There are very few inpatient treatment facilities in Washington State that specialize in Seattle’s most chronically mentally ill residents. These residents are typically in life-threatening crisis, difficult to stabilize, and ineligible for other inpatient facilities. “The Evans House is essentially the highest level of care that a person can get outside of being in an institution like a psych hospital,” Phil says, “Which are insanely limited in Washington State, no pun intended.” To put everything in perspective, approximately half of the residents at the Evans House are affiliated with the Program for Assertive Community Treatment (PACT). “In order to be a PACT client, you need at least 3 involuntary hospitalizations or incarcerations due to psychiatric circumstances within a year,” Phil says. “So these are people who are really not doing well.”

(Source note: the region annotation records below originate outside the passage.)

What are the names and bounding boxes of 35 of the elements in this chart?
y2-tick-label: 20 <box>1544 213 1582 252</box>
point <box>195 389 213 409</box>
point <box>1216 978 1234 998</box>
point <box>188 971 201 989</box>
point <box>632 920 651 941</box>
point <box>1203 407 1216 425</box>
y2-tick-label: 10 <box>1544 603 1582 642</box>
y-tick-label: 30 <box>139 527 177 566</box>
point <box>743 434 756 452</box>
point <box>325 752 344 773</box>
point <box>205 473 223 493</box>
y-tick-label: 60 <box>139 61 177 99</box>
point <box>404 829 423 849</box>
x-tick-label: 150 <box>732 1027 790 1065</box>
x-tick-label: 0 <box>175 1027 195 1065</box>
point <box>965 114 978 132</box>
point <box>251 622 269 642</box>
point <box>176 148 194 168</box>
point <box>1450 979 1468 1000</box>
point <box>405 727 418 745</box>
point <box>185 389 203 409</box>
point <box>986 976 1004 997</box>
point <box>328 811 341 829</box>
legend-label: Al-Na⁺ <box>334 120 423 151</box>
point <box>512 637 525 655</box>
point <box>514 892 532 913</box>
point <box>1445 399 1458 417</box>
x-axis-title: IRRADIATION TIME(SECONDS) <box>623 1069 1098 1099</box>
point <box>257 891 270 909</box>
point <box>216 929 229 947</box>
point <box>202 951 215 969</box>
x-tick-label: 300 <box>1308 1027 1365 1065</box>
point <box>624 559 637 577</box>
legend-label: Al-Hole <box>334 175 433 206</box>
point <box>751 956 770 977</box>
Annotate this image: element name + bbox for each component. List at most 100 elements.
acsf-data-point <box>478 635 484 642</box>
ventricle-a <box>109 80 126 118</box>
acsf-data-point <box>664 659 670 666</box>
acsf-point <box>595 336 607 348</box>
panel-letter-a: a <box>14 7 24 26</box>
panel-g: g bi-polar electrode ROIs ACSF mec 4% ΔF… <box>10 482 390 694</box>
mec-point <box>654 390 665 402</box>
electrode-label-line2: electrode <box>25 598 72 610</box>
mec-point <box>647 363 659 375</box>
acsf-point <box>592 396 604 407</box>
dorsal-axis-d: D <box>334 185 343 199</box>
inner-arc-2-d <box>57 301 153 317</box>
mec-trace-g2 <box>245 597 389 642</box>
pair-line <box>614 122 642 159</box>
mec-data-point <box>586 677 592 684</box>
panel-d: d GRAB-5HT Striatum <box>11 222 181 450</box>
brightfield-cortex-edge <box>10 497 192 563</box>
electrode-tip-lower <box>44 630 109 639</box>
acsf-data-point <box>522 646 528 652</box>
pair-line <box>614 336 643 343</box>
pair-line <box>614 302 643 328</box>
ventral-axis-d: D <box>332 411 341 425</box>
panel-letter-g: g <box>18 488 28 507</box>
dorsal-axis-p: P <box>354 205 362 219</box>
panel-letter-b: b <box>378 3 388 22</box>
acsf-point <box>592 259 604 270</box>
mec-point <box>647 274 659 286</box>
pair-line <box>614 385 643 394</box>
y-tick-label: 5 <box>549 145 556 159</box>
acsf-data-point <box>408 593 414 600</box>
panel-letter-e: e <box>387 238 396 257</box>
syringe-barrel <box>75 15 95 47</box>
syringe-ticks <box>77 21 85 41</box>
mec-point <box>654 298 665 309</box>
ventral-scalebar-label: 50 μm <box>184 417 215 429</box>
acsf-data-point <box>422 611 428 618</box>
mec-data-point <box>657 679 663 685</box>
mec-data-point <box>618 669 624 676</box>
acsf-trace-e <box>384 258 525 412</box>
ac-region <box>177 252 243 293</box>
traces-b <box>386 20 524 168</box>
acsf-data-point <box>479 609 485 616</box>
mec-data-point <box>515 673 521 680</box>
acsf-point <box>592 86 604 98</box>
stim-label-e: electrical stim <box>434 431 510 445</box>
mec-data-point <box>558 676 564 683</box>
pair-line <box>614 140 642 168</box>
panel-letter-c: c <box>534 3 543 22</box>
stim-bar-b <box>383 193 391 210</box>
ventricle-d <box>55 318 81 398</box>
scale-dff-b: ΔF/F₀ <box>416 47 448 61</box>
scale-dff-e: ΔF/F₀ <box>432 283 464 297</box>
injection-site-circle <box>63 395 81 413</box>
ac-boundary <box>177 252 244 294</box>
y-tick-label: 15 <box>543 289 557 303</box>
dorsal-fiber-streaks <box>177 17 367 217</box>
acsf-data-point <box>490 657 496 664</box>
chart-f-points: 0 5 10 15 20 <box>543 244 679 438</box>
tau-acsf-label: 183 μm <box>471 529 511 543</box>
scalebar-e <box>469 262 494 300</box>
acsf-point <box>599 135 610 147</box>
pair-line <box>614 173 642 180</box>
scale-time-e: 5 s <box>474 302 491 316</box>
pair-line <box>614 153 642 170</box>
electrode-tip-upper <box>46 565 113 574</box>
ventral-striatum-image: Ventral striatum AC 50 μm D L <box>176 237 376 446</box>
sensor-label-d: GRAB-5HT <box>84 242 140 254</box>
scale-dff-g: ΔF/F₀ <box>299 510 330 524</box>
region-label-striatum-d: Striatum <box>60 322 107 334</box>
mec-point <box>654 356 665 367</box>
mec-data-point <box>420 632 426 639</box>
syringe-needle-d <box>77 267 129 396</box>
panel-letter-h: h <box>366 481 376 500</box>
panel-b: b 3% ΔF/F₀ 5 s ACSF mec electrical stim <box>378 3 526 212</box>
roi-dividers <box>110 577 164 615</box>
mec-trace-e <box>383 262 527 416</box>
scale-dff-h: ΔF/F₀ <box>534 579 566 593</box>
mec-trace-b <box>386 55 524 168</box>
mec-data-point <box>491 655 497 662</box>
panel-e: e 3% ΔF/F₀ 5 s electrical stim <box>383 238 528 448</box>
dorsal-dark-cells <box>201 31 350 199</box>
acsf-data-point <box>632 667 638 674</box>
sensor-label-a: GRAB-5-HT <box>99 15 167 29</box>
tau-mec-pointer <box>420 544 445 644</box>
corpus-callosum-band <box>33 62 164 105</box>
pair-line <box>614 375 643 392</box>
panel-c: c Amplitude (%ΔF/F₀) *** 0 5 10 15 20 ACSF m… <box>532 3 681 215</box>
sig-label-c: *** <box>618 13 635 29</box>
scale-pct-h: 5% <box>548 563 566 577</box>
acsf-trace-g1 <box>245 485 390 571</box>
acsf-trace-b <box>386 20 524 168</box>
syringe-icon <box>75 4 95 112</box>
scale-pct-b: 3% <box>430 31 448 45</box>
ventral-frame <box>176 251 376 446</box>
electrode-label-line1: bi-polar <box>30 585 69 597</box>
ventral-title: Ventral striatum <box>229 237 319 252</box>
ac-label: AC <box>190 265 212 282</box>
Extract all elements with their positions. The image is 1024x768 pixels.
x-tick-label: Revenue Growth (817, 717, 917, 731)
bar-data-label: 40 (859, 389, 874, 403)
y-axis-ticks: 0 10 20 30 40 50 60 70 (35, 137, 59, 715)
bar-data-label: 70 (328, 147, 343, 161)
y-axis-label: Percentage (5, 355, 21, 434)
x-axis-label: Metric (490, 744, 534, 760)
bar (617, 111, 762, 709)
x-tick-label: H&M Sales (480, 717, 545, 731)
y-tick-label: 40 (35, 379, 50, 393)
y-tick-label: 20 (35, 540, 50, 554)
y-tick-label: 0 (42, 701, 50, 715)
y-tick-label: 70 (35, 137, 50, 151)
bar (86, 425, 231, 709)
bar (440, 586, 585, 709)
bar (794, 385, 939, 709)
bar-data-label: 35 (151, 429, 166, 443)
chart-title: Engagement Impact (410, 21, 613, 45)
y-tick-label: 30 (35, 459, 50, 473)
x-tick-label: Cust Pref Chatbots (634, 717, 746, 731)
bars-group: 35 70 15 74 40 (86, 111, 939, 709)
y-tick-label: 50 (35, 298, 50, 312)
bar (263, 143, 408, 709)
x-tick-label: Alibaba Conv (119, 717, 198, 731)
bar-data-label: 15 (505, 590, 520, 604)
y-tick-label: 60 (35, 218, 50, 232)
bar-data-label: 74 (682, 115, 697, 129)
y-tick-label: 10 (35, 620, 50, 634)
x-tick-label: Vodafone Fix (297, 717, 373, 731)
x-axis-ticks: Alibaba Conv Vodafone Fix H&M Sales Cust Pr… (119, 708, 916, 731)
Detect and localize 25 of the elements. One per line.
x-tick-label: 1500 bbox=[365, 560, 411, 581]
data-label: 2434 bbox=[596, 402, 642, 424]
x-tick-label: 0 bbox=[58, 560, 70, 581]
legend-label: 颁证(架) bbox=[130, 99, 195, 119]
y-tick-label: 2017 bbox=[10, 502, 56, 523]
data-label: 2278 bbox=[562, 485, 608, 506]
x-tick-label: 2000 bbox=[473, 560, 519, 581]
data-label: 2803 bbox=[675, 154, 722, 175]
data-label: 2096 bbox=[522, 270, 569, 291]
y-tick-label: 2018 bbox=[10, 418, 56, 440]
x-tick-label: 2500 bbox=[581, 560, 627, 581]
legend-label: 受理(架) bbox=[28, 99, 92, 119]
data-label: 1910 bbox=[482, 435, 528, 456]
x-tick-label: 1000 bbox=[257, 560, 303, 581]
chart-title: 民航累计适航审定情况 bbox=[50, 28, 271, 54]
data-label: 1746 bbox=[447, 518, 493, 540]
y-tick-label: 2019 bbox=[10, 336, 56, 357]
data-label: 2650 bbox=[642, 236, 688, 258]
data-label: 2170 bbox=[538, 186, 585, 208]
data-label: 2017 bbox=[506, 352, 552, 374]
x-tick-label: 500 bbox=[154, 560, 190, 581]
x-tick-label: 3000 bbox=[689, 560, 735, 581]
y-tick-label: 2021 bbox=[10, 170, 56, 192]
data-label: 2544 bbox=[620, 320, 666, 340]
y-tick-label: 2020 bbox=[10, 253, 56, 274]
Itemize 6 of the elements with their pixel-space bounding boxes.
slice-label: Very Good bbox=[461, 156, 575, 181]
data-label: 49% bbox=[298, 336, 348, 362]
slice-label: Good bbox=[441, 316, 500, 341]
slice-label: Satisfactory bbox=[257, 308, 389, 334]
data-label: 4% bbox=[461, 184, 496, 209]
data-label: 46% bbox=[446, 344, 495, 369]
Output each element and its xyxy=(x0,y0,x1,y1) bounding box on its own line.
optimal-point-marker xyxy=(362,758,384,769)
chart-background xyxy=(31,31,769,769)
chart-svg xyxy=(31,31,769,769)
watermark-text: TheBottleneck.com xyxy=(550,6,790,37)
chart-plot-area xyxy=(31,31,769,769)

DESC has also pioneered a new approach in housing homeless inebriate adults. The 1811 Eastlake project, opened in 2005, houses 75 residents with chronic alcohol addiction. “The DESC obtained a list of the highest utilizers of emergency medical services within the homeless inebriate population,” Phil says. “These people were located and offered a chance to have a roof over their head, and they’re allowed to drink.” 1811 Eastlake is one of the few housing projects that does not enforce a curfew or an alcohol-free living environment. The DESC website says that a study published in the Journal of American Medical Association shows that “providing housing and on-site services without requirements of abstinence or treatment is significantly more cost-effective than allowing them to remain homeless.”
Research published in the American Journal of Public Health demonstrates that housing projects like 1811 Eastlake “provide a strong rebuttal to the ‘enabling’ hypothesis, which held that providing alcohol-dependent people with housing where they were not prohibited from drinking would cause them to drink even more and experience more dire consequences as a result.” Homeless residents in the study had a 40% decrease in the amount of daily alcohol consumed. For every 3 months spent living in a wet house, there were 8% fewer drinks consumed on the resident’s heaviest drinking days. Withdrawal symptoms decreased by more than half. “The people in the community were outraged,” Phil says. “Very cynical people who don’t understand that homelessness is an extreme stressor. The stress of being homeless is not conducive to not drinking. Once you remove the stress of being homeless, we found that people actually make progress, they set goals for themselves.”